JA3S / JA4S fingerprints
JA3S and JA4S are cryptographic hashes of the server's TLS handshake response. They are useful for:
- Identifying common TLS stacks. A given JA3S maps to "Cloudflare's TLS termination," "Apache 2.4 with default config," "nginx 1.21 default," etc.
- Spotting infrastructure clusters. Two completely different domains with the same JA3S share their TLS termination — same operator, very probably.
- Detecting impersonation. A site that claims to be Bank X but has Bank Y's JA3S was set up by someone copying configurations rather than running the genuine stack.
JA3S / JA4S is one of the few attribution signals an attacker cannot trivially fake without rebuilding their TLS stack. For phishing-domain investigation, finding multiple suspicious domains with the same JA4S is a strong infrastructure-cluster signal.
Sibling hostnames from CT
The leaf certificate's serial number gets cross-referenced with certificate transparency logs. The tool returns:
- Other hostnames covered by the same certificate. SAN list.
- Other certificates that covered the leaf hostname. Renewal history.

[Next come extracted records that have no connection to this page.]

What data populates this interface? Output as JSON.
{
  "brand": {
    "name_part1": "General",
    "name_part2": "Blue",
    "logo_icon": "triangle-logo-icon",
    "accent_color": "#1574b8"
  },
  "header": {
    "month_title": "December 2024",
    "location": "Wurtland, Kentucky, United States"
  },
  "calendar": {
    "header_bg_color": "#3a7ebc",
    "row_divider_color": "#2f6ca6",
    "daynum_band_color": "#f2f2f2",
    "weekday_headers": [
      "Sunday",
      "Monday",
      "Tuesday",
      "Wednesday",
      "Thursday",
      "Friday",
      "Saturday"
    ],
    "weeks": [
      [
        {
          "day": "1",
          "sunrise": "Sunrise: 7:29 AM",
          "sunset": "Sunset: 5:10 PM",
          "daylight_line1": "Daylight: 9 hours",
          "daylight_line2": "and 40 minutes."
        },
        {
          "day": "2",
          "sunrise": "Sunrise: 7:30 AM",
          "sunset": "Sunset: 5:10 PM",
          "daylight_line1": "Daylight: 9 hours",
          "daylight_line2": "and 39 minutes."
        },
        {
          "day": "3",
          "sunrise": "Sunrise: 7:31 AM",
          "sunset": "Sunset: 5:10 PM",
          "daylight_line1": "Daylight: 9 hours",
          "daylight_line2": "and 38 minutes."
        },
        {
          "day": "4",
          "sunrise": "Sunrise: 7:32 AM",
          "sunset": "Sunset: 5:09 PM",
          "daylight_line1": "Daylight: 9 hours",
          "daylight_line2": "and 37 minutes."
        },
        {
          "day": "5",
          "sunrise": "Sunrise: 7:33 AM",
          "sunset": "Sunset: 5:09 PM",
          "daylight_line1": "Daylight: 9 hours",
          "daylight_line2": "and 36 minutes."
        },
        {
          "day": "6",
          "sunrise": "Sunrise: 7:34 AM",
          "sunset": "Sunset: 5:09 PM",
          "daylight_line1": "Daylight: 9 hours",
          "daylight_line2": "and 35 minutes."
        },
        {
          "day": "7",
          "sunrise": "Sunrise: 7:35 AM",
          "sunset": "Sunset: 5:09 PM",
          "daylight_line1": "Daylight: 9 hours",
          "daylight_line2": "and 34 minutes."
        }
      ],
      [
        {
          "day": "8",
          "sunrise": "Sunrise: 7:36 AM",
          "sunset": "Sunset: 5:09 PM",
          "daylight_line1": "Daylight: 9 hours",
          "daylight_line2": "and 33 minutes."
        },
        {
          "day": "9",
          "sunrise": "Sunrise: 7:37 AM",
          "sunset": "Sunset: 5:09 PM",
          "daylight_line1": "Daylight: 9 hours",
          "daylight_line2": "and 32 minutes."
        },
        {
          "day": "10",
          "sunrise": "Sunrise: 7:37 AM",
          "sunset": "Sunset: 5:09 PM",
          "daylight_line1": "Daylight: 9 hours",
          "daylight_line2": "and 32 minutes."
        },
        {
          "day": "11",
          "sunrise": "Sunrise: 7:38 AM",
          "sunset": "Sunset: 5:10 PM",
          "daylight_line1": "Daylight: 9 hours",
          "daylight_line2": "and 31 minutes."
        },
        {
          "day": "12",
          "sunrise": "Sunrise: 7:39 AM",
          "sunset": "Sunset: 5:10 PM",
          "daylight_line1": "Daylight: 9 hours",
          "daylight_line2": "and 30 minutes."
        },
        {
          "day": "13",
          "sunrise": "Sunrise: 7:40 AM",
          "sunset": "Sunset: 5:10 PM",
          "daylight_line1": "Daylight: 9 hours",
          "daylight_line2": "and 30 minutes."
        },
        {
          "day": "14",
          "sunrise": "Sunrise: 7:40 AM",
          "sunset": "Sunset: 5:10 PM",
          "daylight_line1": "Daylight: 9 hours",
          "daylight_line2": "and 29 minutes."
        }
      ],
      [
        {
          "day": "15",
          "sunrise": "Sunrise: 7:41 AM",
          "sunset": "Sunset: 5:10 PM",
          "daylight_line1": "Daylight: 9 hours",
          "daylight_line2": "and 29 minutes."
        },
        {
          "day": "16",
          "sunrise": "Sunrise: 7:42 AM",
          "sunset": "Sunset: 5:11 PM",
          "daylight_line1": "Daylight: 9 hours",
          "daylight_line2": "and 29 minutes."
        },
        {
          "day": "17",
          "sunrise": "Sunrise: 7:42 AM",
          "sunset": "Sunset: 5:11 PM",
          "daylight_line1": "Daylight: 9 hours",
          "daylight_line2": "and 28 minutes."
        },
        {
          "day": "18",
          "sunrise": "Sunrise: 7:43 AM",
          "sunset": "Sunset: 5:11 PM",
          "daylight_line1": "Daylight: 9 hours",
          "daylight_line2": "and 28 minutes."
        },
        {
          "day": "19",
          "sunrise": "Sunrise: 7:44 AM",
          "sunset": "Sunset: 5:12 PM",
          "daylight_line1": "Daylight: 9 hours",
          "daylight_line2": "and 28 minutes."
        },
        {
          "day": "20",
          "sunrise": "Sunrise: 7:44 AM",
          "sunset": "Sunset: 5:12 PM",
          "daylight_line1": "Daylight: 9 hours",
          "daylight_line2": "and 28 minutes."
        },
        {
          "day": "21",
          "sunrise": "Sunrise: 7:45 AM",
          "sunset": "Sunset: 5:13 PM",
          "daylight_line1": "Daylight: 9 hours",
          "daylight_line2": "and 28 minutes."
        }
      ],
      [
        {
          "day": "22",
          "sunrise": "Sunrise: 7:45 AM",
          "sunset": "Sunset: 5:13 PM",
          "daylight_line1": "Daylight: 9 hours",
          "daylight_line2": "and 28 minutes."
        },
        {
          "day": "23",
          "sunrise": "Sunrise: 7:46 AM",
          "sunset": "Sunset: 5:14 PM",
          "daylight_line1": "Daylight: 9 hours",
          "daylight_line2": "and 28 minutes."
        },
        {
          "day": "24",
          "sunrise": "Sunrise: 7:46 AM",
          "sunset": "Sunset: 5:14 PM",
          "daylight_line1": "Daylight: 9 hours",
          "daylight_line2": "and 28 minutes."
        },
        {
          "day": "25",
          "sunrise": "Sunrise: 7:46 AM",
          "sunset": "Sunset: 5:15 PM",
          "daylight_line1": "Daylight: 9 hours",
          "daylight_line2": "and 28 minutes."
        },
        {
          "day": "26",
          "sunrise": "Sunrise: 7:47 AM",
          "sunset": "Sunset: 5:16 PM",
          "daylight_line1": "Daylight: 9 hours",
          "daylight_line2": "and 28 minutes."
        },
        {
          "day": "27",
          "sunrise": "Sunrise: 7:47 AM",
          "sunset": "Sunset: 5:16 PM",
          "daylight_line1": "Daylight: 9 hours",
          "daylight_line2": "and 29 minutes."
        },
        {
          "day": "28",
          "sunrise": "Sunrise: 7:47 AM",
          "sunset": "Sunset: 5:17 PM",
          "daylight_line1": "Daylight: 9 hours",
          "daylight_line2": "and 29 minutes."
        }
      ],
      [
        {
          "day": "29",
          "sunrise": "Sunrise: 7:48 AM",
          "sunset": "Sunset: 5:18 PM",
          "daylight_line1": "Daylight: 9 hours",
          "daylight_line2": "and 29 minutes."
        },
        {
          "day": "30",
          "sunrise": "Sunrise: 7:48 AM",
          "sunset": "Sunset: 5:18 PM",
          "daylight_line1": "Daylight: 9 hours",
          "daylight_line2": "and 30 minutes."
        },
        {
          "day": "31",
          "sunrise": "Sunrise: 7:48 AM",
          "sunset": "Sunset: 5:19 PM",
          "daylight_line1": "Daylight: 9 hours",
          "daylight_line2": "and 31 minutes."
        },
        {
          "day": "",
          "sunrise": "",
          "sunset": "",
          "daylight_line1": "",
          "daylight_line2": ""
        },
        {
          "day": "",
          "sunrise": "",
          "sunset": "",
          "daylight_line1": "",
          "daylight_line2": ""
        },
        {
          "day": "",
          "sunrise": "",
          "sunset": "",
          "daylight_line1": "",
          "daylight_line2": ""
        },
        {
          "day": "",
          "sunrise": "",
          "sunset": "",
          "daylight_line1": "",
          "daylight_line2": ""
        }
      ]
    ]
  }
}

- Other certificates from the same issuer for the same hostname. Reissues.
This is the same cross-pivot you would do manually with crt.sh, automated.
HSTS and Expect-CT
A separate HTTPS GET on the host fetches the security headers. The tool surfaces:
- HSTS
max-ageand whether it includes subdomains. - Whether HSTS is preload-eligible.
- Expect-CT settings (deprecated but still useful as a signal).
Alternate-port probing
A toggle attempts the same TLS inspection on alternate ports (8443, 9443, 10443) commonly used for admin panels behind TLS. Useful for finding "we forgot we still expose this" panels.
Pivots
| Click on... | Pivot to |
|---|---|
| The hostname | Site analysis, DNS, certificate transparency, subdomain discovery, Wayback |
| Sibling hostname | TLS inspector (recursive), site analysis |
| OCSP / CRL URL | URL parser |
| Issuer name | Certificate transparency for "all leafs from this issuer for this domain" |
| Cert fingerprint | (no pivot — copy and search externally) |
Sources
- Direct TLS handshake against the target host.
crt.shfor sibling-hostname cross-reference.- The OCSP responder named in each certificate (when stapling is off).
- A bundled cipher security catalog and key-algorithm catalog.
Every external source is named on the result.